Plaintiff alleges that it has shown a reasonable likelihood of injury on its damages claim by the consumer survey that establishes a 37% deception rate. Plaintiff bases this conclusion upon the law that a plaintiff "must establish customer reliance but need not quantify loss of sales as that goes to the measure of damages." Breathassure, 204 F.3d at 92. Plaintiff further contends no proof of injury is necessary on its claim for injunctive relief. Id.; Harper House, Inc. v.
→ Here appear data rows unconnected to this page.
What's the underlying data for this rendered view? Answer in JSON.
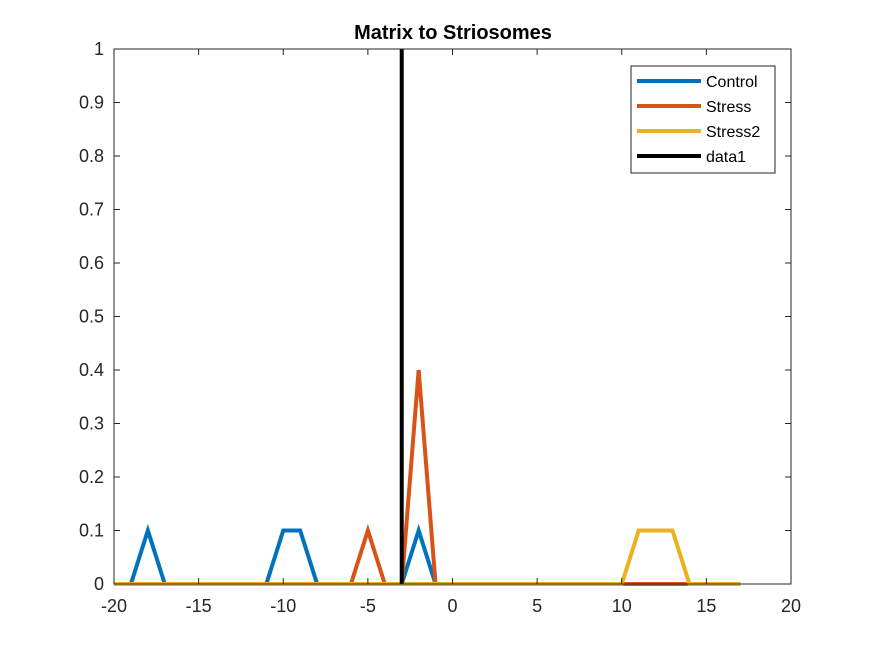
{
  "chart_data": {
    "type": "line",
    "title": "Matrix to Striosomes",
    "xlabel": "",
    "ylabel": "",
    "xlim": [
      -20,
      20
    ],
    "ylim": [
      0,
      1
    ],
    "xticks": [
      -20,
      -15,
      -10,
      -5,
      0,
      5,
      10,
      15,
      20
    ],
    "xtick_labels": [
      "-20",
      "-15",
      "-10",
      "-5",
      "0",
      "5",
      "10",
      "15",
      "20"
    ],
    "yticks": [
      0,
      0.1,
      0.2,
      0.3,
      0.4,
      0.5,
      0.6,
      0.7,
      0.8,
      0.9,
      1
    ],
    "ytick_labels": [
      "0",
      "0.1",
      "0.2",
      "0.3",
      "0.4",
      "0.5",
      "0.6",
      "0.7",
      "0.8",
      "0.9",
      "1"
    ],
    "grid": false,
    "legend_position": "top-right",
    "series": [
      {
        "name": "Control",
        "color": "#0072BD",
        "x": [
          -20,
          -19,
          -18,
          -17,
          -16,
          -15,
          -14,
          -13,
          -12,
          -11,
          -10,
          -9,
          -8,
          -7,
          -6,
          -5,
          -4,
          -3,
          -2,
          -1,
          0,
          1,
          2,
          3,
          4,
          5,
          6,
          7,
          8,
          9,
          10,
          11,
          12,
          13,
          14,
          15,
          16,
          17
        ],
        "y": [
          0,
          0,
          0.1,
          0,
          0,
          0,
          0,
          0,
          0,
          0,
          0.1,
          0.1,
          0,
          0,
          0,
          0,
          0,
          0,
          0.1,
          0,
          0,
          0,
          0,
          0,
          0,
          0,
          0,
          0,
          0,
          0,
          0,
          0,
          0,
          0,
          0,
          0,
          0,
          0
        ]
      },
      {
        "name": "Stress",
        "color": "#D95319",
        "x": [
          -20,
          -19,
          -18,
          -17,
          -16,
          -15,
          -14,
          -13,
          -12,
          -11,
          -10,
          -9,
          -8,
          -7,
          -6,
          -5,
          -4,
          -3,
          -2,
          -1,
          0,
          1,
          2,
          3,
          4,
          5,
          6,
          7,
          8,
          9,
          10,
          11,
          12,
          13,
          14,
          15,
          16,
          17
        ],
        "y": [
          0,
          0,
          0,
          0,
          0,
          0,
          0,
          0,
          0,
          0,
          0,
          0,
          0,
          0,
          0,
          0.1,
          0,
          0,
          0.4,
          0,
          0,
          0,
          0,
          0,
          0,
          0,
          0,
          0,
          0,
          0,
          0,
          0,
          0,
          0,
          0,
          0,
          0,
          0
        ]
      },
      {
        "name": "Stress2",
        "color": "#EDB120",
        "x": [
          -20,
          -19,
          -18,
          -17,
          -16,
          -15,
          -14,
          -13,
          -12,
          -11,
          -10,
          -9,
          -8,
          -7,
          -6,
          -5,
          -4,
          -3,
          -2,
          -1,
          0,
          1,
          2,
          3,
          4,
          5,
          6,
          7,
          8,
          9,
          10,
          11,
          12,
          13,
          14,
          15,
          16,
          17
        ],
        "y": [
          0,
          0,
          0,
          0,
          0,
          0,
          0,
          0,
          0,
          0,
          0,
          0,
          0,
          0,
          0,
          0,
          0,
          0,
          0,
          0,
          0,
          0,
          0,
          0,
          0,
          0,
          0,
          0,
          0,
          0,
          0,
          0.1,
          0.1,
          0.1,
          0,
          0,
          0,
          0
        ]
      },
      {
        "name": "data1",
        "color": "#000000",
        "x": [
          -3,
          -3
        ],
        "y": [
          0,
          1
        ]
      }
    ]
  }
}
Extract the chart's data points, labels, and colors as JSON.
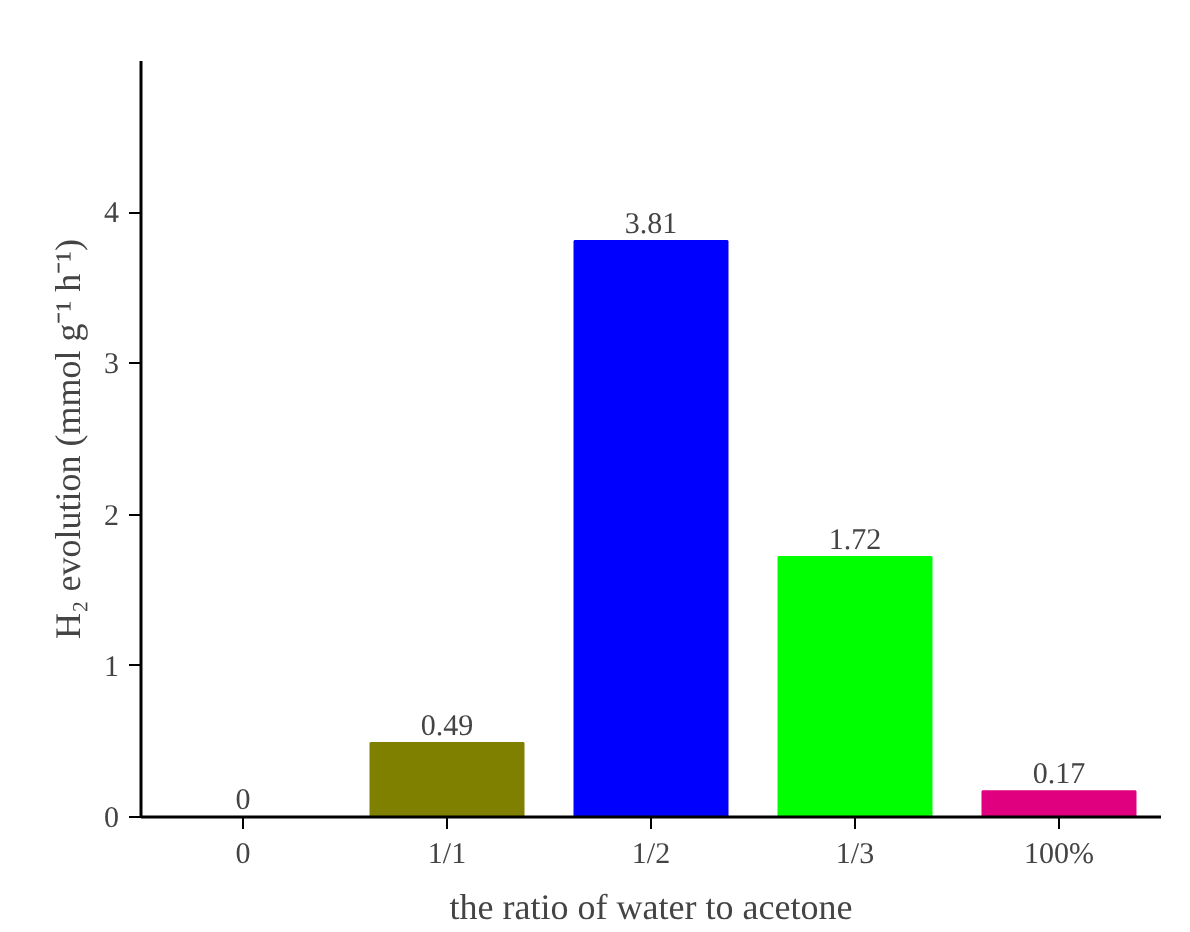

Thomas Nelson, Inc., 889 F.2d 197, 210 (9th Cir. 1989).
Defendant counters that plaintiff has not shown any evidence that it is likely to lose sales as a result of anything defendant has done, contending that the survey, even if reliable and admissible, may be sufficient to show some consumer confusion, but is insufficient to show any connection between any confusion and their decisions to purchase, or plaintiff's sales position.
Plaintiff, having made no attempt to translate the survey's deception rate into purchasing decisions or loss of sales, fails to meet this element, for reasons stated above.
Conclusion
"To ensure vigorous competition and to protect legitimate commercial speech, courts . . . should give advertisers a fair amount of leeway, at least in the absence of a clear intent to deceive or substantial consumer confusion." Rhone-Poulenc Rorer Pharmaceuticals, Inc. v. Marion Merrell Dow, Inc., 93 F.3d 511, 515 (8th Cir. 1996). Plaintiff has failed to show any intent to deceive by defendant, and defendant has demonstrated good faith in changing its advertising to address plaintiff's concerns.
At this point, no judicial interference in the marketplace is warranted. Plaintiff will have an opportunity to prove its case on the merits, but has not met its burden at this stage, and therefore is not entitled to the extraordinary remedy of preliminary injunctive relief.
IT IS THEREFORE ORDERED that plaintiff's motion for a preliminary injunction is denied.